Definition
A fire extinguishing system used in aircraft engine and APU compartments that releases its entire charge of extinguishing agent in a very short time, typically one to two seconds, through a network of distribution tubing and spray nozzles. The agent is stored in a sealed steel sphere or cylinder under pressure (usually with nitrogen) and is released by firing an electrically actuated cartridge that ruptures a frangible disc, flooding the protected zone with a high concentration of agent almost instantly.
Plain English
A built-in fire extinguisher in the engine area that dumps all of its fire-killing agent at once, in about a second, to smother a fire fast.
Context Anchor
Seen in aircraft maintenance material for engine, APU, and other built-in fire-extinguishing systems.
Derivation
The name describes how it works: the agent is discharged at a high rate, meaning all at once rather than metered out.
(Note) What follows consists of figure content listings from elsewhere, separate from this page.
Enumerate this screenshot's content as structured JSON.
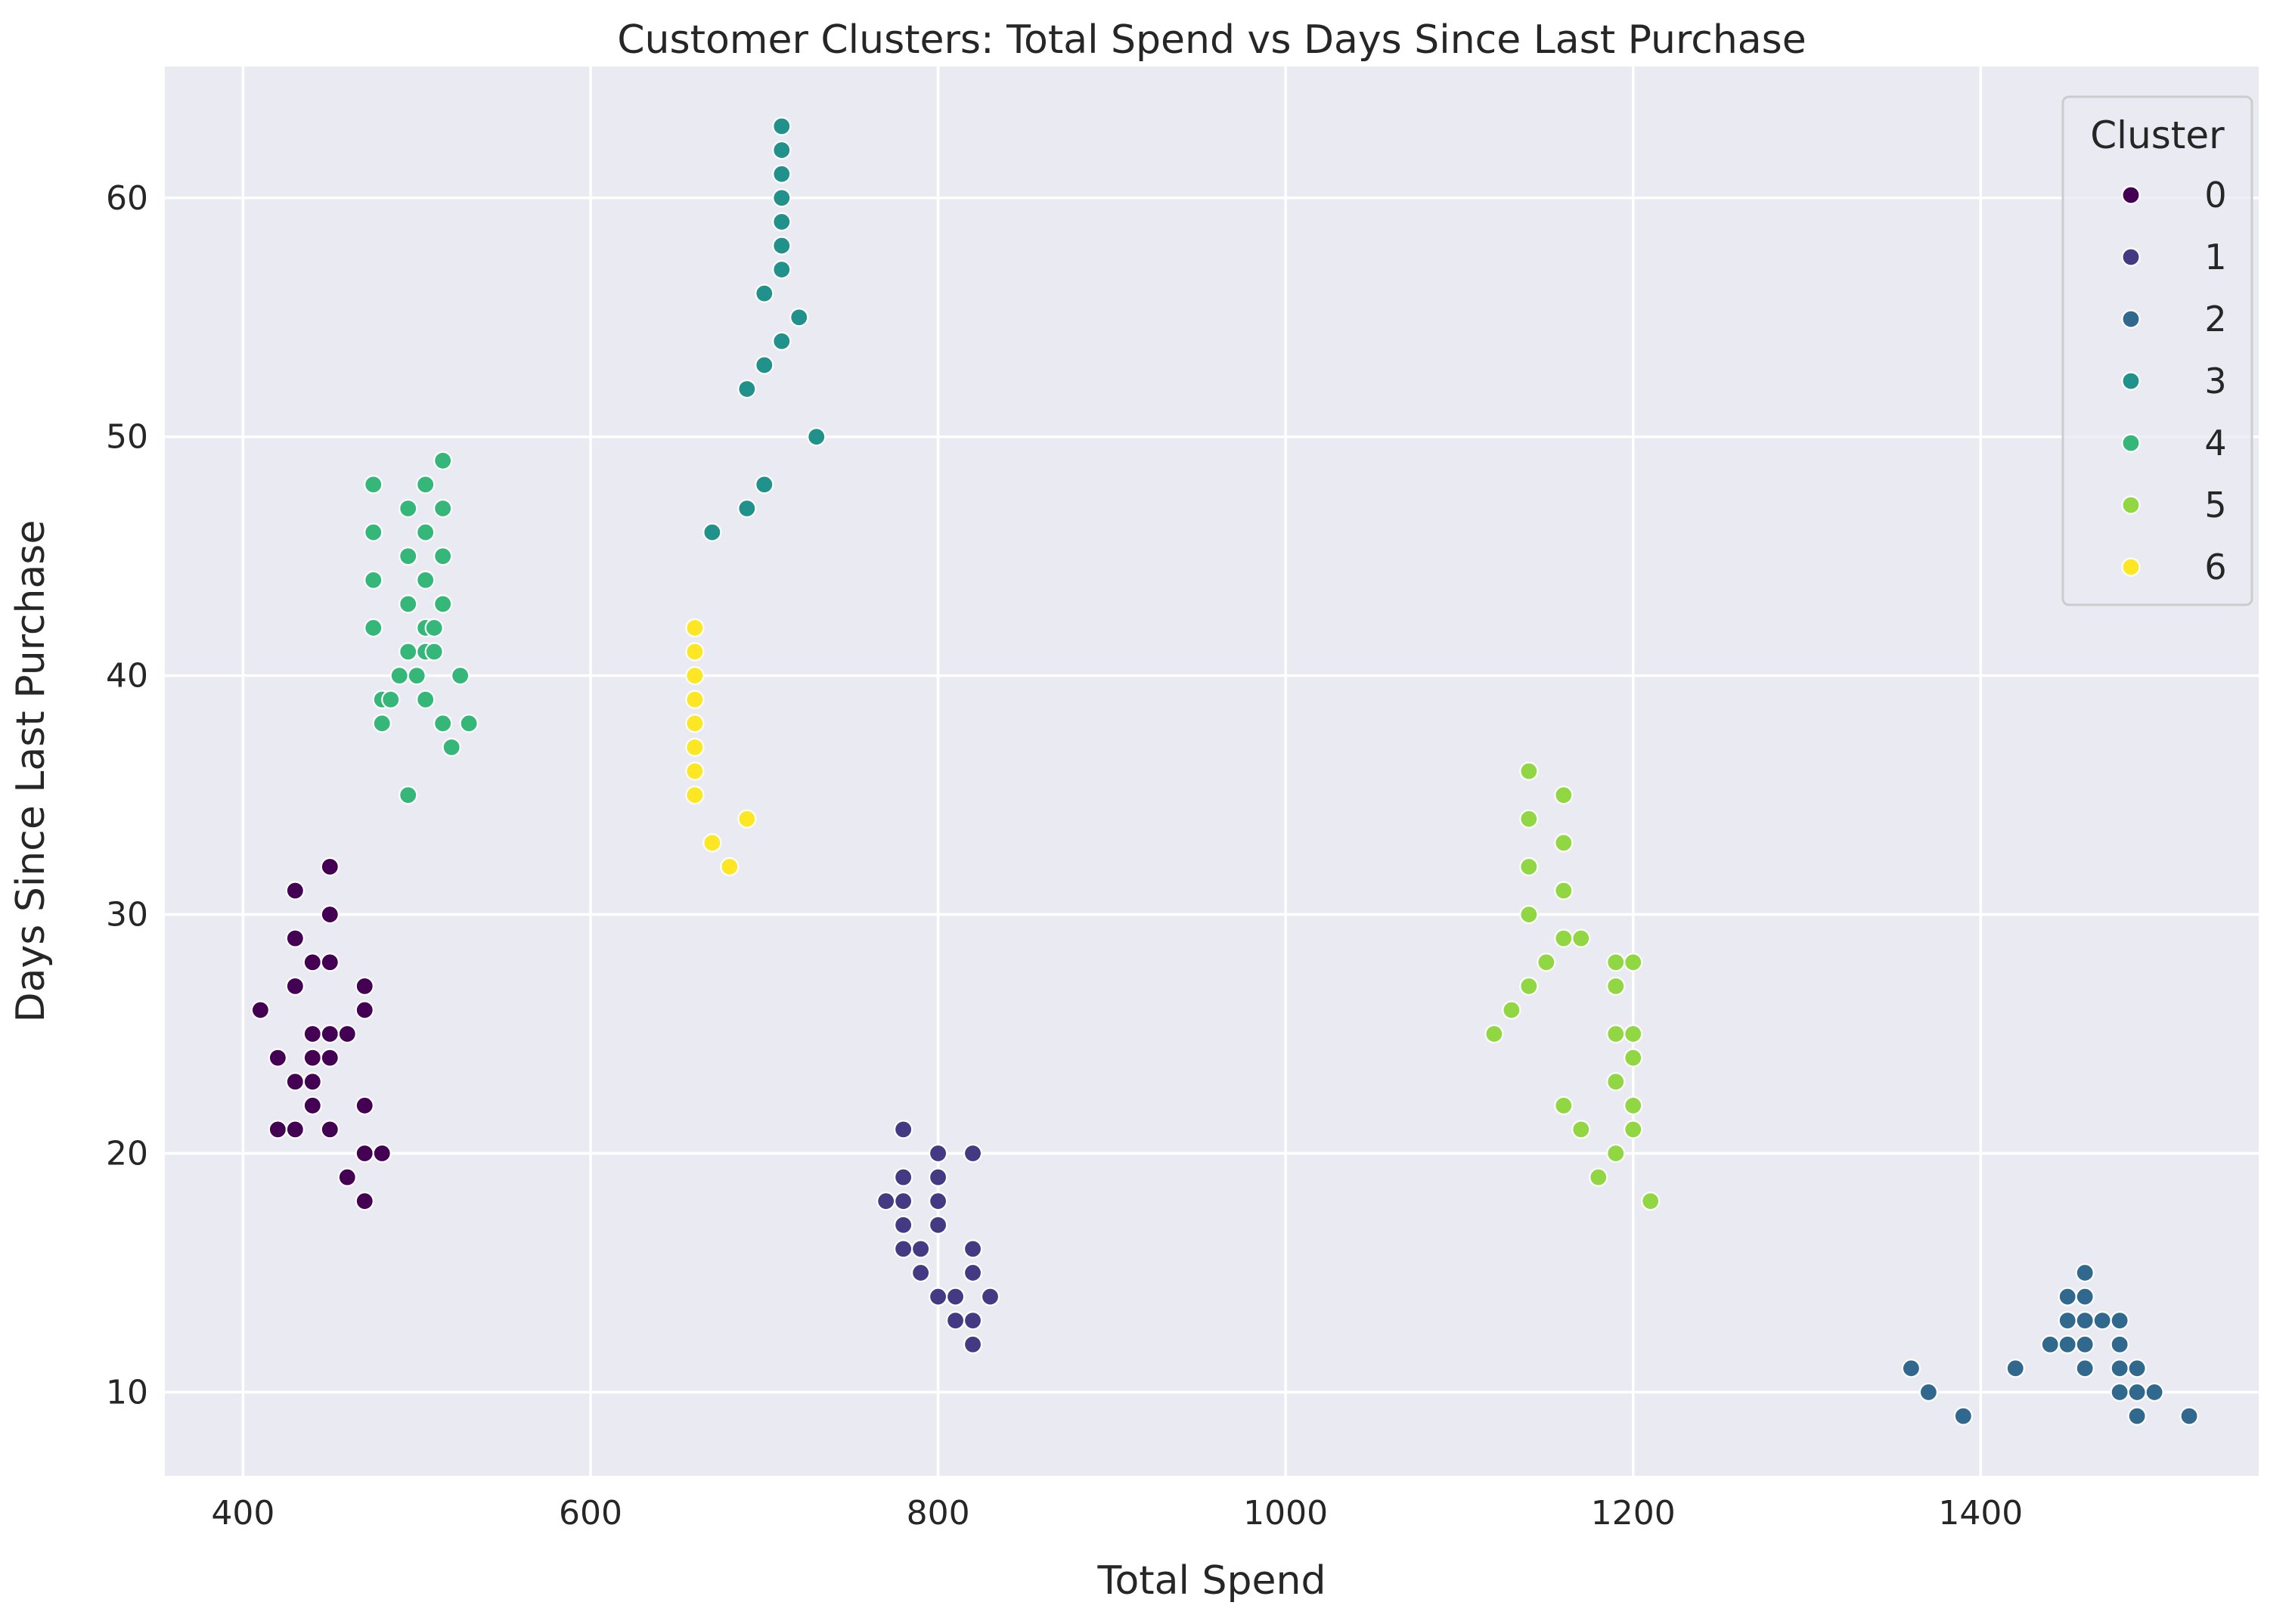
{
  "chart_data": {
    "type": "scatter",
    "title": "Customer Clusters: Total Spend vs Days Since Last Purchase",
    "xlabel": "Total Spend",
    "ylabel": "Days Since Last Purchase",
    "xlim": [
      355,
      1560
    ],
    "ylim": [
      6.5,
      65.5
    ],
    "xticks": [
      400,
      600,
      800,
      1000,
      1200,
      1400
    ],
    "yticks": [
      10,
      20,
      30,
      40,
      50,
      60
    ],
    "grid": true,
    "legend": {
      "title": "Cluster",
      "position": "top-right"
    },
    "series": [
      {
        "name": "0",
        "color": "#440154",
        "points": [
          [
            410,
            26
          ],
          [
            420,
            24
          ],
          [
            420,
            21
          ],
          [
            430,
            31
          ],
          [
            430,
            29
          ],
          [
            430,
            27
          ],
          [
            430,
            23
          ],
          [
            430,
            21
          ],
          [
            440,
            28
          ],
          [
            440,
            25
          ],
          [
            440,
            24
          ],
          [
            440,
            23
          ],
          [
            440,
            22
          ],
          [
            450,
            32
          ],
          [
            450,
            30
          ],
          [
            450,
            28
          ],
          [
            450,
            25
          ],
          [
            450,
            24
          ],
          [
            450,
            21
          ],
          [
            460,
            25
          ],
          [
            460,
            19
          ],
          [
            470,
            27
          ],
          [
            470,
            26
          ],
          [
            470,
            22
          ],
          [
            470,
            20
          ],
          [
            470,
            18
          ],
          [
            480,
            20
          ]
        ]
      },
      {
        "name": "1",
        "color": "#443983",
        "points": [
          [
            770,
            18
          ],
          [
            780,
            21
          ],
          [
            780,
            19
          ],
          [
            780,
            18
          ],
          [
            780,
            17
          ],
          [
            780,
            16
          ],
          [
            790,
            16
          ],
          [
            790,
            15
          ],
          [
            800,
            20
          ],
          [
            800,
            19
          ],
          [
            800,
            18
          ],
          [
            800,
            17
          ],
          [
            800,
            14
          ],
          [
            810,
            14
          ],
          [
            810,
            13
          ],
          [
            820,
            20
          ],
          [
            820,
            16
          ],
          [
            820,
            15
          ],
          [
            820,
            13
          ],
          [
            820,
            12
          ],
          [
            830,
            14
          ]
        ]
      },
      {
        "name": "2",
        "color": "#31688e",
        "points": [
          [
            1360,
            11
          ],
          [
            1370,
            10
          ],
          [
            1390,
            9
          ],
          [
            1420,
            11
          ],
          [
            1440,
            12
          ],
          [
            1450,
            14
          ],
          [
            1450,
            13
          ],
          [
            1450,
            12
          ],
          [
            1460,
            15
          ],
          [
            1460,
            14
          ],
          [
            1460,
            13
          ],
          [
            1460,
            12
          ],
          [
            1460,
            11
          ],
          [
            1470,
            13
          ],
          [
            1480,
            13
          ],
          [
            1480,
            12
          ],
          [
            1480,
            11
          ],
          [
            1480,
            10
          ],
          [
            1490,
            11
          ],
          [
            1490,
            10
          ],
          [
            1490,
            9
          ],
          [
            1500,
            10
          ],
          [
            1520,
            9
          ]
        ]
      },
      {
        "name": "3",
        "color": "#21918c",
        "points": [
          [
            670,
            46
          ],
          [
            690,
            52
          ],
          [
            690,
            47
          ],
          [
            700,
            56
          ],
          [
            700,
            53
          ],
          [
            700,
            48
          ],
          [
            710,
            63
          ],
          [
            710,
            62
          ],
          [
            710,
            61
          ],
          [
            710,
            60
          ],
          [
            710,
            59
          ],
          [
            710,
            58
          ],
          [
            710,
            57
          ],
          [
            710,
            54
          ],
          [
            720,
            55
          ],
          [
            730,
            50
          ]
        ]
      },
      {
        "name": "4",
        "color": "#35b779",
        "points": [
          [
            475,
            48
          ],
          [
            475,
            46
          ],
          [
            475,
            44
          ],
          [
            475,
            42
          ],
          [
            480,
            39
          ],
          [
            480,
            38
          ],
          [
            485,
            39
          ],
          [
            490,
            40
          ],
          [
            495,
            47
          ],
          [
            495,
            45
          ],
          [
            495,
            43
          ],
          [
            495,
            41
          ],
          [
            495,
            35
          ],
          [
            500,
            40
          ],
          [
            505,
            48
          ],
          [
            505,
            46
          ],
          [
            505,
            44
          ],
          [
            505,
            42
          ],
          [
            505,
            41
          ],
          [
            505,
            39
          ],
          [
            510,
            42
          ],
          [
            510,
            41
          ],
          [
            515,
            49
          ],
          [
            515,
            47
          ],
          [
            515,
            45
          ],
          [
            515,
            43
          ],
          [
            515,
            38
          ],
          [
            520,
            37
          ],
          [
            525,
            40
          ],
          [
            530,
            38
          ]
        ]
      },
      {
        "name": "5",
        "color": "#90d743",
        "points": [
          [
            1120,
            25
          ],
          [
            1130,
            26
          ],
          [
            1140,
            36
          ],
          [
            1140,
            34
          ],
          [
            1140,
            32
          ],
          [
            1140,
            30
          ],
          [
            1140,
            27
          ],
          [
            1150,
            28
          ],
          [
            1160,
            35
          ],
          [
            1160,
            33
          ],
          [
            1160,
            31
          ],
          [
            1160,
            29
          ],
          [
            1160,
            22
          ],
          [
            1170,
            29
          ],
          [
            1170,
            21
          ],
          [
            1180,
            19
          ],
          [
            1190,
            28
          ],
          [
            1190,
            27
          ],
          [
            1190,
            25
          ],
          [
            1190,
            23
          ],
          [
            1190,
            20
          ],
          [
            1200,
            28
          ],
          [
            1200,
            25
          ],
          [
            1200,
            24
          ],
          [
            1200,
            22
          ],
          [
            1200,
            21
          ],
          [
            1210,
            18
          ]
        ]
      },
      {
        "name": "6",
        "color": "#fde725",
        "points": [
          [
            660,
            42
          ],
          [
            660,
            41
          ],
          [
            660,
            40
          ],
          [
            660,
            39
          ],
          [
            660,
            38
          ],
          [
            660,
            37
          ],
          [
            660,
            36
          ],
          [
            660,
            35
          ],
          [
            670,
            33
          ],
          [
            680,
            32
          ],
          [
            690,
            34
          ]
        ]
      }
    ]
  }
}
This contrasts with low-rate-of-discharge (LRD) systems, which release agent more slowly over a longer period.
Why Pilots Care
It stops engine fires before they spread and damage critical components.
Analogy
It is like opening a large valve all at once instead of slowly pouring from a bottle; the goal is to get enough extinguishing material into the space quickly.
Intuition Check
Do not picture a handheld cabin fire extinguisher. An HRD fire extinguisher is usually a fixed aircraft bottle connected to lines that carry the agent to a protected compartment.
Example Sentence 1
When the crew pulled the engine fire handle and pressed the discharge button, the HRD fire extinguisher emptied its bottle into the nacelle and the fire warning light went out within seconds.
Example Sentence 2
Technicians inspected the HRD fire extinguisher bottles during the preflight check.